This is Not Fact-Checking. This is Truth-Fucking.
Somebody
tells you she is going to drive the 500 miles from Washington, D.C. to
Lexington, Ky in five hours. OK, you say, it's interstate all the way,
so if you've got a really fast car and you're a trained driver, and you
do it in the middle of the night, you mighrt be able to average 100
miles an hour. But you'd be breaking the speed limit the whole way.
No, no, she says; I'll drive the 500 miles in five hours without breaking the speed limit.
Impossible! you say. You have to speed. If you're going to drive 500 miles in five hours, you are going to speed.
The person turns to FactCheck.org, which calls you out for lying
because the person promises not to break the speed limit and therefore
is telling the truth.
San Antonio Mayor Julian Castro cited a well-known study from the Tax Policy Center when he stated that Republican candidate Mitt Romney’s tax plan would “raise taxes on the middle class.” FactCheck.org, however, found that claim to be misleading because Romney “has promised he won’t” raise middle-class taxes:Arithmetic is hard. Lying is easy. Stupid is contagious.

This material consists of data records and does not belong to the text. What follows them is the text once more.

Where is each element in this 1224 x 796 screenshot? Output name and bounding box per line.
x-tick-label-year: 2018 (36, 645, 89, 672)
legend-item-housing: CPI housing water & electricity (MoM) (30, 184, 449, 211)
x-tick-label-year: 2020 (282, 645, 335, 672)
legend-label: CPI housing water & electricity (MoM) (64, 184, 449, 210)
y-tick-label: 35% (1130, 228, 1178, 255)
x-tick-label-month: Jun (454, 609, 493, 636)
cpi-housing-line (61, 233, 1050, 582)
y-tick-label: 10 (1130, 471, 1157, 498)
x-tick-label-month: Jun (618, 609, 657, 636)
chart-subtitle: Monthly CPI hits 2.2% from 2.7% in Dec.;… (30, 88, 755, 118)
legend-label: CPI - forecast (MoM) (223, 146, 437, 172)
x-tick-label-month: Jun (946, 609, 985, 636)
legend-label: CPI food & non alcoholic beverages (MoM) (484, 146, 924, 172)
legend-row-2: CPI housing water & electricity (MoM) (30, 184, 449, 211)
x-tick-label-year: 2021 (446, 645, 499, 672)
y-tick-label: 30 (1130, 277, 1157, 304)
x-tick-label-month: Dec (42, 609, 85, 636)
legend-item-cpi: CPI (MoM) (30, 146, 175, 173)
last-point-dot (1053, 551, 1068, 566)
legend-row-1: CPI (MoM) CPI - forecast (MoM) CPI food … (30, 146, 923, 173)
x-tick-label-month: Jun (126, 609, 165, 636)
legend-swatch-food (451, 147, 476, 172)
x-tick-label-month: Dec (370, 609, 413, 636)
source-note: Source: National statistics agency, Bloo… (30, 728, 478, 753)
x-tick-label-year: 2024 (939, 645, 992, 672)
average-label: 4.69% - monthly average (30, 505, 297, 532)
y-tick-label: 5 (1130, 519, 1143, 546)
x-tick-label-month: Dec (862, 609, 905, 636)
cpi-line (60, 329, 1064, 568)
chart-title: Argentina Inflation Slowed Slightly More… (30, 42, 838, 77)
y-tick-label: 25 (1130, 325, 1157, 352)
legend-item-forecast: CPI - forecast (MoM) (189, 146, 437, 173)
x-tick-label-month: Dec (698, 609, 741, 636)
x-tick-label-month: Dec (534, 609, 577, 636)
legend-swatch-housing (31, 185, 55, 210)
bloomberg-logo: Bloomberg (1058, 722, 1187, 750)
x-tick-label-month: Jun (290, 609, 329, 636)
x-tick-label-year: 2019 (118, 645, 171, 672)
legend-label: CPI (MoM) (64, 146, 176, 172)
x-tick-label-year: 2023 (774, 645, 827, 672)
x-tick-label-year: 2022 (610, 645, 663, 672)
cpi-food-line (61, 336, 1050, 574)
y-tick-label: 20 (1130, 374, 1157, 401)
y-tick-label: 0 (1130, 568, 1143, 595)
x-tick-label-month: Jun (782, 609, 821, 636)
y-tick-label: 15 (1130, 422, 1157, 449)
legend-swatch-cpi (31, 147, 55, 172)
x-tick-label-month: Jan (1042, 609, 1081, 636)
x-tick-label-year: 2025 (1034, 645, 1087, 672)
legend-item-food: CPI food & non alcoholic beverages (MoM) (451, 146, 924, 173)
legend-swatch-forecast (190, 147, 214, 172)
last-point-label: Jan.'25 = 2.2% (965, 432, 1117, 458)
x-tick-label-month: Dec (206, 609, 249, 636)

The keynote speaker and others claimed the Republican presidential nominee, Mitt Romney, would raise taxes on the “middle class.” He has promised he won’t. Democrats base their claim on a study that doesn’t necessarily lead to that conclusion.FactCheck.org is right that Romney’s plan “doesn’t necessarily” raise taxes on the middle class, but it is absurd to base that conclusion on the candidate’s promises. Romney has, indeed, promised not to raise taxes on the middle class. But he has also promised that his tax plan will maintain current revenue levels.
Those promises, by any measure, are totally incompatible, something the Tax Policy Center study made abundantly clear when it found that Romney couldn’t possibly raise enough revenue to maintain current revenue levels by closing tax loopholes that benefit the wealthy. Thus, Romney’s plan will either add to the deficit or raise middle-class taxes, unless he forgoes his 20 percent rate reduction altogether.